The amount of crack growth must be evaluated when a crack is found in any component important for plant safety. However, an evaluation method for crack growth during seismic loading has not been explicitly stipulated in codes and standards. In recent years, Japanese nuclear power plants have experienced multiple large earthquakes, such as the Niigata-ken Chuetsu-Oki earthquake in 2007 and the Great East Japan Earthquake in 2011. For such large earthquakes that exceed the design basis seismic loading, an appropriate method is required to predict the crack growth behavior. The amount of crack growth can be evaluated using the stress intensity factor range (ΔK). However, ΔK is inappropriate for the high level of loading in the case of large earthquakes. Therefore, we have studied an evaluation method for crack growth during large earthquakes, which is shown in Fig.5-10; the method is based on the J-integral range (ΔJ), which is applicable for a high level of loading.

At first, crack growth rate tests were performed to understand the crack growth behavior under large-amplitude cyclic loading. It was confirmed from the results that ΔJ should be used instead of ΔK to evaluate the crack growth.

Next, crack growth tests were performed with cyclic loads. The load amplitude was changed stepwise, as shown in Fig.5-11. When the amplitude was increased, the crack growth rate could be predicted from the results of constant amplitude loading. In contrast, it can be seen from Fig.5-11 that the crack growth rate was retarded when the amplitude was decreased. On the basis of analytical studies, it was shown that the magnitude of the retardation can be estimated from the plastic region size in front of the crack.

Furthermore, a method to calculate ΔJ per cycle has been developed. This method calculates ΔJ for any cyclic wave pattern by considering the irregular loading history such as that in the case of earthquakes.
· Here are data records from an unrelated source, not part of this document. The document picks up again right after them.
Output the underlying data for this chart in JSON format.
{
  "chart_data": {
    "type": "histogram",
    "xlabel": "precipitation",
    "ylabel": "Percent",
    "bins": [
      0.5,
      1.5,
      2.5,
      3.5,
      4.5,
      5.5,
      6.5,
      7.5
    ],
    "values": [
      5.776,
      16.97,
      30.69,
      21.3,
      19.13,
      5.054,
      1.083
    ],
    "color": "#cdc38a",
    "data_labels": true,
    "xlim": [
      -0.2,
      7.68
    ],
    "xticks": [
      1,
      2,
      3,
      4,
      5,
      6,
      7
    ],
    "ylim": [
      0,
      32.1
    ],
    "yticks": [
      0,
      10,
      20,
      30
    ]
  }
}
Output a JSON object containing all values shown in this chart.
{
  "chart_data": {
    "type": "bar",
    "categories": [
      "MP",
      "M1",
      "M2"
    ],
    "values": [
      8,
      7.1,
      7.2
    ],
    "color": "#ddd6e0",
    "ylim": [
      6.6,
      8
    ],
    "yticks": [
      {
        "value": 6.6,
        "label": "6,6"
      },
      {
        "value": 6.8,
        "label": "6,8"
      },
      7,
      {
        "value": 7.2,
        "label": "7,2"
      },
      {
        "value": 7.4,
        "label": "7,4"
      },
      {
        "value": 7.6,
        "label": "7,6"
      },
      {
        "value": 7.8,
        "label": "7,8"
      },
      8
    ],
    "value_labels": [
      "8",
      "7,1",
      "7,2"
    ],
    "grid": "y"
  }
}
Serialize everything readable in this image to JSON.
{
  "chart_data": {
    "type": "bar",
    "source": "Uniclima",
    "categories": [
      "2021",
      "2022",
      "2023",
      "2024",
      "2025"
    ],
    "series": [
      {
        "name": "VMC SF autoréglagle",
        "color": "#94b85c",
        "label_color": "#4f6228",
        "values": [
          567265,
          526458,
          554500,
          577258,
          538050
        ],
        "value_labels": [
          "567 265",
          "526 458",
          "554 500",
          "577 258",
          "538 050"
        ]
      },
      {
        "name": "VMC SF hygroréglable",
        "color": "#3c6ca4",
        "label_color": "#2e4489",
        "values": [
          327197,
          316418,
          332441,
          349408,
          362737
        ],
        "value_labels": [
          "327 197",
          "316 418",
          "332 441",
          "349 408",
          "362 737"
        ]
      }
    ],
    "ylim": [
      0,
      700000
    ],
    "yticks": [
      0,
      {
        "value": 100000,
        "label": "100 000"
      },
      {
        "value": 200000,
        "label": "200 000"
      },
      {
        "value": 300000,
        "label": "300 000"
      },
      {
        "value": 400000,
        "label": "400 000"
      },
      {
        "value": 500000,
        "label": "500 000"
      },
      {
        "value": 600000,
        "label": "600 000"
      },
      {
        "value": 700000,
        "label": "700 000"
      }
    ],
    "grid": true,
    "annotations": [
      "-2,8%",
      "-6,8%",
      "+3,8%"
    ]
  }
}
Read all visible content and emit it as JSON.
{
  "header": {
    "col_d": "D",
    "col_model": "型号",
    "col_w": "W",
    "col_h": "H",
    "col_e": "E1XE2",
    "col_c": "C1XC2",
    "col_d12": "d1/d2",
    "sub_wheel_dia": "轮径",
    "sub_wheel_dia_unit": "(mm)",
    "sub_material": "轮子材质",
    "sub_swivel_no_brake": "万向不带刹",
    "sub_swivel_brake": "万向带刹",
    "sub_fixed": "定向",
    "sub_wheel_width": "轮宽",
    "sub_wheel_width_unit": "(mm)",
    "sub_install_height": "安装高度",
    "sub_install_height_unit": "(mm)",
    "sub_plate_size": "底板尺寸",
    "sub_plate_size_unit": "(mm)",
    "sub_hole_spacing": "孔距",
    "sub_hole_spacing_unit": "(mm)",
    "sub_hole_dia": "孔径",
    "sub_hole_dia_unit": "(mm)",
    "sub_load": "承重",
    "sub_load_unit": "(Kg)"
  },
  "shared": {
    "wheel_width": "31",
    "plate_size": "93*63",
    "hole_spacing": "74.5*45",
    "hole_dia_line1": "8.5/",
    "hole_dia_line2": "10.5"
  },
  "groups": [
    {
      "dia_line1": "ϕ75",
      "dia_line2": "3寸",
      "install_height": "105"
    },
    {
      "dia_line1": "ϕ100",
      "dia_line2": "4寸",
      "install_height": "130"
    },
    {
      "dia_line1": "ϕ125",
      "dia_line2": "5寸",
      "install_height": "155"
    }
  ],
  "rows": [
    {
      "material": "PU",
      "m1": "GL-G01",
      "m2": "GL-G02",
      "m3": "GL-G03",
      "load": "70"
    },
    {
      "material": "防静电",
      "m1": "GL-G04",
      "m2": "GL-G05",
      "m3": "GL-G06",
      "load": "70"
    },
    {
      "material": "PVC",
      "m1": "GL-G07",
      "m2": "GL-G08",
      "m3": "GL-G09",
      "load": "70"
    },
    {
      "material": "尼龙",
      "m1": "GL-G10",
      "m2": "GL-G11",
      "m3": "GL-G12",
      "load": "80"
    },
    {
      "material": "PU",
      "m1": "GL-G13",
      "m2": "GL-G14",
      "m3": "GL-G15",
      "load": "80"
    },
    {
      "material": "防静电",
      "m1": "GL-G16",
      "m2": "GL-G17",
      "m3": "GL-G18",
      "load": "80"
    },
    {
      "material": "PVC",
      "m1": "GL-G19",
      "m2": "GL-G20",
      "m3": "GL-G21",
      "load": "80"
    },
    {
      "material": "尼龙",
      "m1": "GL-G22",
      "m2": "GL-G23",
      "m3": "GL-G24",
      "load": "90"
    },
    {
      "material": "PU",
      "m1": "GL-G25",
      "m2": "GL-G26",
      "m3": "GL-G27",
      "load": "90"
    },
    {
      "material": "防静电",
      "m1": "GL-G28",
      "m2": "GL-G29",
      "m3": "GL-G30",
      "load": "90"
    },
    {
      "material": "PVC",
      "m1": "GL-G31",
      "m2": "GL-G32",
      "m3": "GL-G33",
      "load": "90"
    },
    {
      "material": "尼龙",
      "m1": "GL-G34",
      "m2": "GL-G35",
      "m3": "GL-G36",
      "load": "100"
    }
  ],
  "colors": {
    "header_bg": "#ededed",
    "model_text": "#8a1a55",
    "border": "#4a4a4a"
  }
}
Considering the above results, we have proposed a crack growth evaluation method for large earthquakes; the method is a combination of methods for the evaluation of the crack growth rate on the basis of ΔJ, the estimation of the retardation effect, and the calculation of ΔJ. The proposed method is expected to be used for the prediction of crack growth during large earthquakes.


Reference
Yamaguchi, Y. et al., A Proposal for Evaluation Method of Crack Growth due to Cyclic Overload for Piping Materials Based on Elastic-Plastic Fracture Mechanics Parameter, Nippon Kikai Gakkai Ronbunshu, A Hen, vol.77, no.777, 2011, p.685-689 (in Japanese).